Chief executive Malcolm Johns told guests that climate change will be a fertile area for trade protectionism in coming decades.

The carbon border adjustment mechanisms proposed in Europe are the most obvious example of that and will attempt to police flows of goods based on their net carbon intensity.

Johns says electrification of transport and light industrial heat here – and maintaining firming capacity and resilience in an increasingly renewable energy system – will be critical for the country’s exporters.

“The decisions we make in the energy sector will play into New Zealand’s export competitiveness over the next 20 years and ultimately the standard of living that we can enjoy.”

Woods told the audience the gas transition plan being worked on by industry and officials will be key to developing a plan for decarbonising the gas system through to 2035 and beyond.

Potential scenarios for that work will go out for general consultation soon.

Woods says that work will be an important contribution to the draft national energy strategy which should also go out for consultation in a few months’ time.

System thinking

“We’ve got to start thinking in terms of an energy system, rather than seeing gas and electricity as mutually exclusive and on their own track.”

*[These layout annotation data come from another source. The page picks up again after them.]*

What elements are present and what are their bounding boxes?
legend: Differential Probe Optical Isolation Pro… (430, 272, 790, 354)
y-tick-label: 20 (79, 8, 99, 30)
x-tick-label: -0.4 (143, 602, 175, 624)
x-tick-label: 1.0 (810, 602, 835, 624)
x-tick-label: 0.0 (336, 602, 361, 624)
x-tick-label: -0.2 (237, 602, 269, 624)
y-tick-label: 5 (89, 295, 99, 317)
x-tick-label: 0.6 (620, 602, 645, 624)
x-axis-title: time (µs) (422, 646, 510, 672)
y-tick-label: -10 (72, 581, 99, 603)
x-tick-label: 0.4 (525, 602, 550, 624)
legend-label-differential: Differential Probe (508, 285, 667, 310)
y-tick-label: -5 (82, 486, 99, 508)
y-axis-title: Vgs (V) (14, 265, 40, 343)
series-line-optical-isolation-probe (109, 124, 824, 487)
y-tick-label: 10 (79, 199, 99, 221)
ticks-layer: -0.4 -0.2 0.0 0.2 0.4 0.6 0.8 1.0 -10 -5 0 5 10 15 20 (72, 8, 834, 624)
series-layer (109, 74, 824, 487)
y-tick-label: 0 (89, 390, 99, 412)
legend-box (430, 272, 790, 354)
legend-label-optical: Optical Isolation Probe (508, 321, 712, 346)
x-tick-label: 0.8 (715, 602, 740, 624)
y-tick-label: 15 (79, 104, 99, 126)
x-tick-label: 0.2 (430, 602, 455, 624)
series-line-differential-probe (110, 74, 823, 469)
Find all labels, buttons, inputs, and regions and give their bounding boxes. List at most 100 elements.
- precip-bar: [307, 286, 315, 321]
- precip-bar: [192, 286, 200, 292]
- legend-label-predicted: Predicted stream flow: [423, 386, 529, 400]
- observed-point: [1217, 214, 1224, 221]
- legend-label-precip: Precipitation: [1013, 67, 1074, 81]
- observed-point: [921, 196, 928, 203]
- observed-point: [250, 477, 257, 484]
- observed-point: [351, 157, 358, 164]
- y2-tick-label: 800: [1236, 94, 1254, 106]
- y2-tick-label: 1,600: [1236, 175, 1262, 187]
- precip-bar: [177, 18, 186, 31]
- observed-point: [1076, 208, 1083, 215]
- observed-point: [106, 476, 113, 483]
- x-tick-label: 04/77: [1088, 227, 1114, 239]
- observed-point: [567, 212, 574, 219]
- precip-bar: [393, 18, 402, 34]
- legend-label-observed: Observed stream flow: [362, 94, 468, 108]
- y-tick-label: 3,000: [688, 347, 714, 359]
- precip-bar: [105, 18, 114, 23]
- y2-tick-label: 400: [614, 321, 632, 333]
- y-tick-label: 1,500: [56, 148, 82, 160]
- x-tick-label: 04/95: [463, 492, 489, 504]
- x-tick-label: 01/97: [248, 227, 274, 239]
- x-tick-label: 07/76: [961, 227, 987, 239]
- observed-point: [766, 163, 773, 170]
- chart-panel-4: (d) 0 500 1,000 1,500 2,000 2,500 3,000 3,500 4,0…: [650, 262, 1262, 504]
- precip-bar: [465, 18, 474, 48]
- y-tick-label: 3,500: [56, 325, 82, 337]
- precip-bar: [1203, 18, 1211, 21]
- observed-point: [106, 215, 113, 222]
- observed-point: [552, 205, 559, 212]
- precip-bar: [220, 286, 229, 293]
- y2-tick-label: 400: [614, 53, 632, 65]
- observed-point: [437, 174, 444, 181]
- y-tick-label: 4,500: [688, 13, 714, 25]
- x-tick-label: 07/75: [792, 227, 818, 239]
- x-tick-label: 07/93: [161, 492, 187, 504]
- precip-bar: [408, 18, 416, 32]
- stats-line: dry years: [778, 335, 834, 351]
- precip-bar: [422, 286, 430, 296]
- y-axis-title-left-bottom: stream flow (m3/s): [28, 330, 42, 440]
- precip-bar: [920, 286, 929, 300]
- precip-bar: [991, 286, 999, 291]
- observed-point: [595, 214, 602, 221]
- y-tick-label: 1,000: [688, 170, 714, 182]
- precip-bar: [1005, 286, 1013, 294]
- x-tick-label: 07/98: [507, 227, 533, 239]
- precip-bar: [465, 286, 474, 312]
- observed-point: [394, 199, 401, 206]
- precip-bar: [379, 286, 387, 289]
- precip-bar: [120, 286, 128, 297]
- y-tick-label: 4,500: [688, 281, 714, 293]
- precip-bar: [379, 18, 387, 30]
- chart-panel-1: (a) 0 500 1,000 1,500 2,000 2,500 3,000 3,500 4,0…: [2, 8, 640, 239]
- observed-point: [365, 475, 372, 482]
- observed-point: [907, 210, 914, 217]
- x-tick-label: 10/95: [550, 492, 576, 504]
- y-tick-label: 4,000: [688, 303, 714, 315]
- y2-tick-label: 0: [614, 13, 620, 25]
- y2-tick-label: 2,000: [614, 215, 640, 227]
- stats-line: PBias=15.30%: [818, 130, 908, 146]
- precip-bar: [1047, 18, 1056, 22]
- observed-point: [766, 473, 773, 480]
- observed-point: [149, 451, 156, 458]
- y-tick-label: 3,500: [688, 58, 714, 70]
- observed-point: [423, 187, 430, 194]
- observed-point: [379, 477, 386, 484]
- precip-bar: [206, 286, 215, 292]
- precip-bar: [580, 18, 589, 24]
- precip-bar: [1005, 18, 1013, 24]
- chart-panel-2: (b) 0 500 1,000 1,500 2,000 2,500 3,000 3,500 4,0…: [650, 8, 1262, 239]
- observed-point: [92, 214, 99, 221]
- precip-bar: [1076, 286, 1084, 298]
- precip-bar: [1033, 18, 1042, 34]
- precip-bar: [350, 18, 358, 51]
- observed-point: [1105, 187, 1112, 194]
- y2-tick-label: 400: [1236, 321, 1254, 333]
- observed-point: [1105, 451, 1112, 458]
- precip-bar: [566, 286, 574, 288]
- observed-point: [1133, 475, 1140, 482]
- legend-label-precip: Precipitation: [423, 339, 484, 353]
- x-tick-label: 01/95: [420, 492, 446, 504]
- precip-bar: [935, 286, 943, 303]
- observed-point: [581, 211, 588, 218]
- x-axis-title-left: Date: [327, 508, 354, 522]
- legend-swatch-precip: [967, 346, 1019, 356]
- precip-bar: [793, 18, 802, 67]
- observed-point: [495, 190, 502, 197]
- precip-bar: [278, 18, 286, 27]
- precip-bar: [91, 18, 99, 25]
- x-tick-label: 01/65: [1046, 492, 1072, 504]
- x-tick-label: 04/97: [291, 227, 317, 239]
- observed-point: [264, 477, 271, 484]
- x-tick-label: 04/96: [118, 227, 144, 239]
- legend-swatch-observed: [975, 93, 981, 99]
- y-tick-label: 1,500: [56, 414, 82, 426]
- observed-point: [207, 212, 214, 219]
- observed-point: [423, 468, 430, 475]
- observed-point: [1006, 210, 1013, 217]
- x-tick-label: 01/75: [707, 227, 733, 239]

Woods says the next stage of consultation and the development of the wider strategy will be key to decarbonising the country’s energy system. That includes the “serious and hard work” of finding a long-term solution for dry-year risk in an increasingly electricity-dependent economy.

“I have no desire to simply put out a glossy booklet, give you four weeks to get a submission in and ‘we’re done and dusted’.

“This is a conversation that we need to have as a sector.”